Does he blame the voters who elected the politicians who spent the borrowed money that couldn't be paid back, and who ostensibly benefited from the excess spending? No. Suddenly the commitment to democracy and politicians acting on behalf of the people, even in countries with proportional voting systems, evaporates.

 Does he blame the citizens the countries whose taxes are funding the bailout of these countries? The taxpayers of Germany, the UK, France, the Netherlands etc who have helpd finance this? No. They are irrelevant to him. 

 No he blames his bogeymen, his scapegoat, his hated minority, the "foreign bankers". The same "foreign bankers" who wrote off 79% of the debt owed by Greece to them (quite rightly so). Except of course, he's avoiding the point. 

 You see the austerity in Greece and Portugal is NOT about paying off bankers. It's about stopping those countries from continuing to borrow more. They are both still in deficit, the amount the government spends in both countries is more than they receive in tax. If his philosophy was applied, presumably taxes would shoot up in both countries (and they have to some extent). 

However, no. 

This little man in Palmerston North is venting his ranting spleen against foreign (note how xenophobia is good if you have Marxist motives) bankers.  He wants them to pay, and I doubt he means not using force.  See it's all very well caring about civil liberties, until you want to extract a pound of flesh yourself from your favourite scapegoat. 

Bankers should just lend Greece and Portugal as much as those governments want, and not expect any of it back right? Indeed they should be charities, right Malcolm?  Should the countries abandon the Euro and print their worthless new currencies endlessly until they can pay for it all? 

Let me be crystal clear, so that even an Idiot can understand. 

Austerity means living within your means.

Both Greece and Portugal are unable to borrow internationally to fund overspending, so they are getting taxpayers' money from other Eurozone countries, and IMF member states, to cover their current overspending. Money taken from people and businesses. The austerity measures they are required to undertake to meet this are to bring their budgets into balance. Something he once appreciated, when it was a government he preferred spending a surplus. 

If people in Greece and Portugal die because of reduced health care, it is because they can't afford it.  They are unwilling to pay directly or pay additional taxes to pay for it.  They are also unwilling to vote for politicians who will force some to pay additional taxes to pay for it.

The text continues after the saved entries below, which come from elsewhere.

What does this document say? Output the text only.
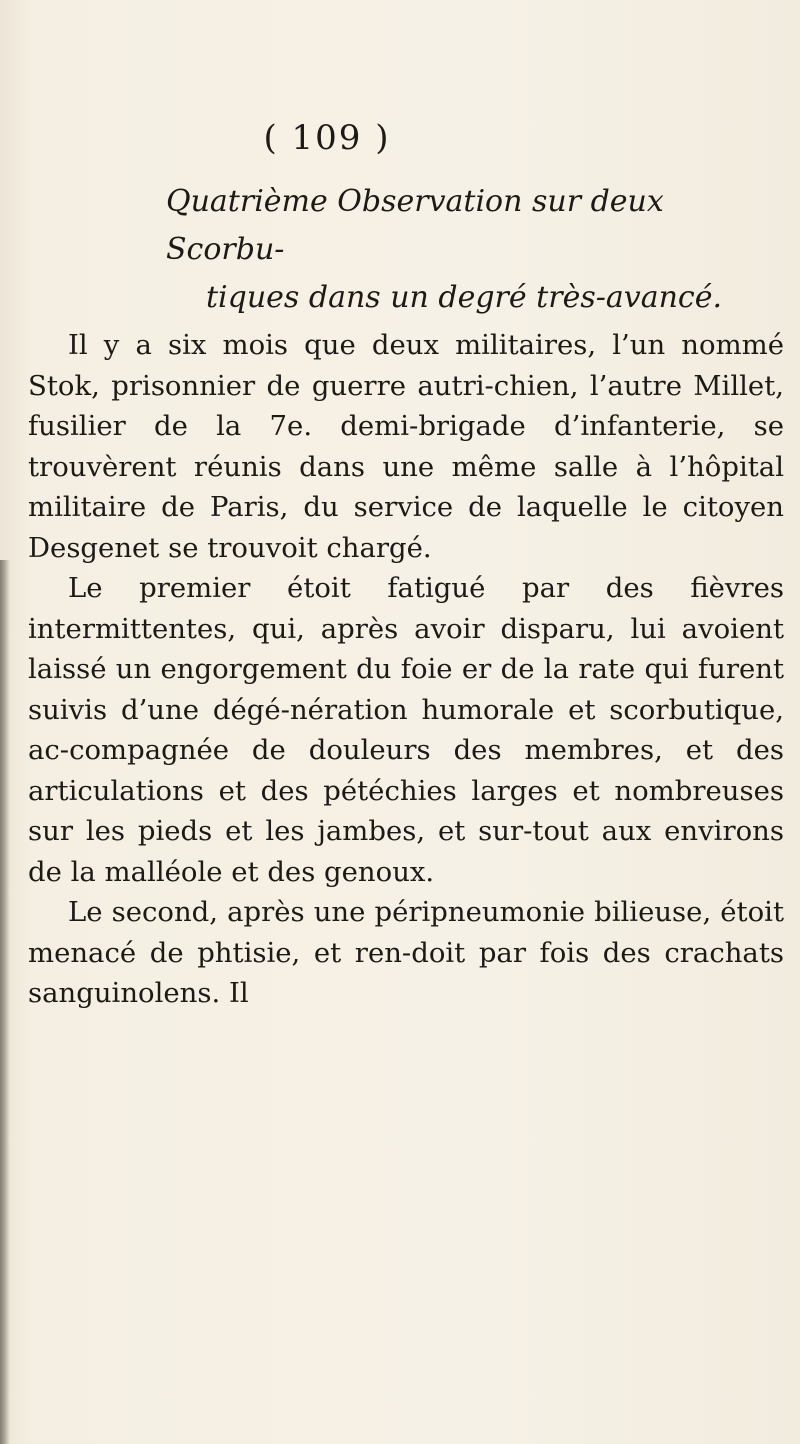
( 109 )
Quatrième Observation sur deux Scorbu-
tiques dans un degré très-avancé.

Il y a six mois que deux militaires, l’un nommé Stok, prisonnier de guerre autri-chien, l’autre Millet, fusilier de la 7e. demi-brigade d’infanterie, se trouvèrent réunis dans une même salle à l’hôpital militaire de Paris, du service de laquelle le citoyen Desgenet se trouvoit chargé.

Le premier étoit fatigué par des fièvres intermittentes, qui, après avoir disparu, lui avoient laissé un engorgement du foie er de la rate qui furent suivis d’une dégé-nération humorale et scorbutique, ac-compagnée de douleurs des membres, et des articulations et des pétéchies larges et nombreuses sur les pieds et les jambes, et sur-tout aux environs de la malléole et des genoux.

Le second, après une péripneumonie bilieuse, étoit menacé de phtisie, et ren-doit par fois des crachats sanguinolens. Il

Don't expect your health care to be paid for by money borrowed by politicians from people who don't believe you're willing to pay it off - because they have good reason not to lend it to those politicians who have now forced them to write off a good chunk of past bad loans.

However, Malcolm can help those people.  He could donate money from his own pocket to save the infants of Greece and Portugal.  He could arrange others to donate as well.  He could actually do some good.  However, if he has any charitable aspirations or interests, he really ought to say, because by and large his key interest appears to be in forcing others to pay more for state bureaucrats to help people - which isn't exactly philanthropic in deed or spirit.